BERITA TERKINI
Ekonomi Biru Disebut Jadi Andalan Kebangkitan Maritim di Era Presiden Prabowo

Ekonomi Biru Disebut Jadi Andalan Kebangkitan Maritim di Era Presiden Prabowo

Indonesia sebagai negara kepulauan dengan lebih dari 17 ribu pulau dan garis pantai sekitar 108 ribu kilometer dinilai memiliki potensi maritim yang besar. Laut tidak hanya menjadi pemisah antarwilayah, tetapi juga penghubung yang menyatukan Nusantara.

Potensi tersebut mencakup sumber daya perikanan, energi laut, minyak dan gas, transportasi laut, hingga pariwisata bahari. Namun, perhatian pemerintah terhadap sektor maritim selama ini disebut masih fluktuatif.

Isu kemaritiman kerap mengemuka saat kampanye politik, tetapi implementasi kebijakan dinilai kerap terhambat oleh tumpang tindih regulasi serta lemahnya tata kelola.

Memasuki era pemerintahan Presiden Prabowo Subianto, muncul harapan baru bagi kebangkitan sektor maritim. Salah satu program strategis yang dicanangkan adalah penguatan Ekonomi Biru sebagai pilar utama pembangunan nasional.
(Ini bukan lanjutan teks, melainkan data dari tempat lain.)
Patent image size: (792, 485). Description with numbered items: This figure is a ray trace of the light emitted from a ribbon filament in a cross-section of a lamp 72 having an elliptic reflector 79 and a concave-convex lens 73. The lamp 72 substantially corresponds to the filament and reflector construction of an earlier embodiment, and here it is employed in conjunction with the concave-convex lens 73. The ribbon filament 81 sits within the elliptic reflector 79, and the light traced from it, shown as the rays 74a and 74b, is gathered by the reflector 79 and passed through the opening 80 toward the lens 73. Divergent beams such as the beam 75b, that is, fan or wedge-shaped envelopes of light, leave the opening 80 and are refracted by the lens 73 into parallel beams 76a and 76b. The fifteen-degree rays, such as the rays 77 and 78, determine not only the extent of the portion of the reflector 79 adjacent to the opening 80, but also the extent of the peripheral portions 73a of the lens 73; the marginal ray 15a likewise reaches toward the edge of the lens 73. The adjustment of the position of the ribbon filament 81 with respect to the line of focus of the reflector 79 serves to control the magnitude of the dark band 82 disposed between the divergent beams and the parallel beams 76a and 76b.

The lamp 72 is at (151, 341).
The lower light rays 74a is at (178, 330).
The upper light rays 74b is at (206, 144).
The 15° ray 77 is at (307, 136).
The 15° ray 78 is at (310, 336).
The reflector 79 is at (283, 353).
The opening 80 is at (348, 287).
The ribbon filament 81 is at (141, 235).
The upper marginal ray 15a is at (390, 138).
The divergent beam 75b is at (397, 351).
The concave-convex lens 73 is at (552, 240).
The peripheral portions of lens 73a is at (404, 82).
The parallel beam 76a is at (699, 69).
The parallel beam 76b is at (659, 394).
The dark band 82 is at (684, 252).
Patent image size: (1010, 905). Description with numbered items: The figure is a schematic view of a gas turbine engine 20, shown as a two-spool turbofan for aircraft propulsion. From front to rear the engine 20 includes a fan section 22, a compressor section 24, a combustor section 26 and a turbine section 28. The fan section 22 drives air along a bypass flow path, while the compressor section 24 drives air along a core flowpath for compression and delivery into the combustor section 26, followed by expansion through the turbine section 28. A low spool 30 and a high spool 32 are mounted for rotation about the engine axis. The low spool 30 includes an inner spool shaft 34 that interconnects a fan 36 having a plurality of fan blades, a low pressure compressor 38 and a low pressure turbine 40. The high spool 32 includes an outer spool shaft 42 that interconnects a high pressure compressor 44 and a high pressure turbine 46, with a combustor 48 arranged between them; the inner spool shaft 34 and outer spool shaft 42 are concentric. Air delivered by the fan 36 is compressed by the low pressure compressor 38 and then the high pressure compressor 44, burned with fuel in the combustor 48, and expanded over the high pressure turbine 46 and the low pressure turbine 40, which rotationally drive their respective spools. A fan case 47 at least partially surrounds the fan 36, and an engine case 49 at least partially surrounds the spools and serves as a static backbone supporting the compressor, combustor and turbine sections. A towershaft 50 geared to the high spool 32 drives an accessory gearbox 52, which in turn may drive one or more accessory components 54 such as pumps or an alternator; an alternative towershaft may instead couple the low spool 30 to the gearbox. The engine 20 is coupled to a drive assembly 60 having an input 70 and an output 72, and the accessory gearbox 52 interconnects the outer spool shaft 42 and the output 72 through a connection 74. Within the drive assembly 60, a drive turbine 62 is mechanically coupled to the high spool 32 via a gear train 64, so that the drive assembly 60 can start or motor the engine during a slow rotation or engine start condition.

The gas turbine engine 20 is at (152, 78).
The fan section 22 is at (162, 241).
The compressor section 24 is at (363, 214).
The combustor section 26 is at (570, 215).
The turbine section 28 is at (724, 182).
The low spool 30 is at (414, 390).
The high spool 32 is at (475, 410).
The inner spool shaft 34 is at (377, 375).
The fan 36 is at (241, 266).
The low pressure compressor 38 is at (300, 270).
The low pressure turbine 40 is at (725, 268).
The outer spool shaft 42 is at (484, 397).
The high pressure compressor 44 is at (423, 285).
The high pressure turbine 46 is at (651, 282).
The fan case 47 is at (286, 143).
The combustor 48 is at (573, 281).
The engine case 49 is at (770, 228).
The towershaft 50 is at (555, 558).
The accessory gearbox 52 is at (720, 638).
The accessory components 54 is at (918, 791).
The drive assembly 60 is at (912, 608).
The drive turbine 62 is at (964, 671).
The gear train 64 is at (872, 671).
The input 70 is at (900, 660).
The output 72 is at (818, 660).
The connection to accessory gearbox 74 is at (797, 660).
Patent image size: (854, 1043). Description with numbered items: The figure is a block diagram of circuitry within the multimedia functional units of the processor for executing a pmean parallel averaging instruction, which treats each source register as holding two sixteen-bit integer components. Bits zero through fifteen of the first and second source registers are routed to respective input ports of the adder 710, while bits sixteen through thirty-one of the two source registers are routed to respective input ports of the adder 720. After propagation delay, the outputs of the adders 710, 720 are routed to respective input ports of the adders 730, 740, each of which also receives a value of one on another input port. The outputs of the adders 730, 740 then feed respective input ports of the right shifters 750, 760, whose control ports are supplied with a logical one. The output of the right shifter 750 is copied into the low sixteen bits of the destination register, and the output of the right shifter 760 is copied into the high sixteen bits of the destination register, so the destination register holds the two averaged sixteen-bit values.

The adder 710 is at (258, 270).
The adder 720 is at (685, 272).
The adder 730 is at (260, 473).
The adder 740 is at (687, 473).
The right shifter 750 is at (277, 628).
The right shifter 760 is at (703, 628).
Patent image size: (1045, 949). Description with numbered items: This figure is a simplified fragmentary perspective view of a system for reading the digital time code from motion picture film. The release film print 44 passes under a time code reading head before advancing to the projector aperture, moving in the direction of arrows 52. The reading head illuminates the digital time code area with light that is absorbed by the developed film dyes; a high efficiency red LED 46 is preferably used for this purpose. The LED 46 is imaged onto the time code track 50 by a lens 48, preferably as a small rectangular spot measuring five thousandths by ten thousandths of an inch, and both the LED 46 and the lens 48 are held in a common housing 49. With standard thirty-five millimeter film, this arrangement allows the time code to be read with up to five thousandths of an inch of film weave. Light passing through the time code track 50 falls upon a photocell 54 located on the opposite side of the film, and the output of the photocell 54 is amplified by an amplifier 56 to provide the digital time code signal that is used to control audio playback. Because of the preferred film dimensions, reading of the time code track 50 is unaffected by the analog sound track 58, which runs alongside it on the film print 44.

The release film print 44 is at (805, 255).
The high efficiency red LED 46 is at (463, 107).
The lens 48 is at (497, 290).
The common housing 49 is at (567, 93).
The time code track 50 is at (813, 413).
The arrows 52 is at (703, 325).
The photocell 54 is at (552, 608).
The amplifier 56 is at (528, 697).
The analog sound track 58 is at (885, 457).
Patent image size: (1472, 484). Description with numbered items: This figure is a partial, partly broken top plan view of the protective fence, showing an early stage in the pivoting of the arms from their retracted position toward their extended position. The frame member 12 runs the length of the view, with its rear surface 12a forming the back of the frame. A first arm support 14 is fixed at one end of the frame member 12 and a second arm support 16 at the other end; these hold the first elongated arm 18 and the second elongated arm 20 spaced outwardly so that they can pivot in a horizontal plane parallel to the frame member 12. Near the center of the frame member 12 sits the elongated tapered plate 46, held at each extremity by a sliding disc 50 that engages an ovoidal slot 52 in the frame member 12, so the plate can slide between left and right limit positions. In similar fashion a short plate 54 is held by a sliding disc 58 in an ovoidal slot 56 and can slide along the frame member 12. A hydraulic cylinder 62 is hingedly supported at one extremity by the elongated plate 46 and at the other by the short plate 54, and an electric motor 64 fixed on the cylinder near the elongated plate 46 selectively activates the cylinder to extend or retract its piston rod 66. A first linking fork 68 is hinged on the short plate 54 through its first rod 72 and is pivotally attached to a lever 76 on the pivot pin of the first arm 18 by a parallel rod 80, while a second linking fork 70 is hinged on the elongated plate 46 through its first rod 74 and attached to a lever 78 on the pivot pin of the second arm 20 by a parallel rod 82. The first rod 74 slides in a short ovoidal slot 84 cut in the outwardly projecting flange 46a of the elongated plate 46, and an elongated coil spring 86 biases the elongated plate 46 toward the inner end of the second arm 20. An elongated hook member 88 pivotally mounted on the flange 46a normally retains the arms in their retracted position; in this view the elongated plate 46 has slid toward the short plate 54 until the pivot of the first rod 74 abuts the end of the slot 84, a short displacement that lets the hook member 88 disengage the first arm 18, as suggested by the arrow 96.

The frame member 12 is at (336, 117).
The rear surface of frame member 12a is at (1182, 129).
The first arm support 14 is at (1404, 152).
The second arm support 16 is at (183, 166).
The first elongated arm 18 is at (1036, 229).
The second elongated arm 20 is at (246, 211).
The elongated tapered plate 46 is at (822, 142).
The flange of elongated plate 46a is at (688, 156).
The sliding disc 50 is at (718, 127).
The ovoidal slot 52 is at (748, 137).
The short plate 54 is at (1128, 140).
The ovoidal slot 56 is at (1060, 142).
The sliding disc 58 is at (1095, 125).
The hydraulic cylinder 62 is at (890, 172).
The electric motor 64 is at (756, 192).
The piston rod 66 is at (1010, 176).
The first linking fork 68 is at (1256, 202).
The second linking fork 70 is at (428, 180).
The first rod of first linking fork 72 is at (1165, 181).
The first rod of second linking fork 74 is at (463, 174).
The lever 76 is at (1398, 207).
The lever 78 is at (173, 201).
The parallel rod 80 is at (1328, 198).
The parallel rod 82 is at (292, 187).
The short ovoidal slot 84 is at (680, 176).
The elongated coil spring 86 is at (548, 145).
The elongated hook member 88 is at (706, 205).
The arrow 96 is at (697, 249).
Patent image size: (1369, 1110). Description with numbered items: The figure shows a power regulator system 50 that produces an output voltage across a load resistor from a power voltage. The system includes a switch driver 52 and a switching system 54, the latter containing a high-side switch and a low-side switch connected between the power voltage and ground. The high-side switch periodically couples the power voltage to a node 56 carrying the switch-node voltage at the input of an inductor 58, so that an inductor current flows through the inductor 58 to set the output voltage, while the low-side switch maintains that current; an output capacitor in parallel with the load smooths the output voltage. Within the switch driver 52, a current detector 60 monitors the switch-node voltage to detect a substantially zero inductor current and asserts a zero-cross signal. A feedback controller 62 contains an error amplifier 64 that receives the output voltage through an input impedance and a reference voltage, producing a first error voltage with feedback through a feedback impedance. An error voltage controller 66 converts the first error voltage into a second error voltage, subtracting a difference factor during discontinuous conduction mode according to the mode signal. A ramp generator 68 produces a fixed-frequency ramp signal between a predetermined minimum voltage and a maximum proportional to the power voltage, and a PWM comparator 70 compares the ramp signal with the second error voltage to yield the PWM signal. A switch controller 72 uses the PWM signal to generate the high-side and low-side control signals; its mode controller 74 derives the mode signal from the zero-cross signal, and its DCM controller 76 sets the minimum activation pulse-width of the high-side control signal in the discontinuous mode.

Pandangan tersebut disampaikan pakar maritim lulusan IPB, Dr. Yulian Paonganan alias Ongen, dalam keterangan pers pada Kamis (21/8). Menurut Ongen, Ekonomi Biru tidak hanya menyangkut perikanan, tetapi juga mencakup energi terbarukan laut (ocean renewable energy), minyak dan gas, pelayaran, industri galangan kapal, hingga digitalisasi logistik maritim.

“Seluruh sektor itu dapat menjadi mesin penggerak ekonomi baru bila dikelola secara serius dan terintegrasi,” ujar Ongen.

Ia juga menekankan pentingnya memandang ikan sebagai sumber kekayaan bernilai tinggi, bukan sekadar komoditas biasa. Potensi tersebut, menurutnya, perlu dimaksimalkan melalui tata kelola yang baik.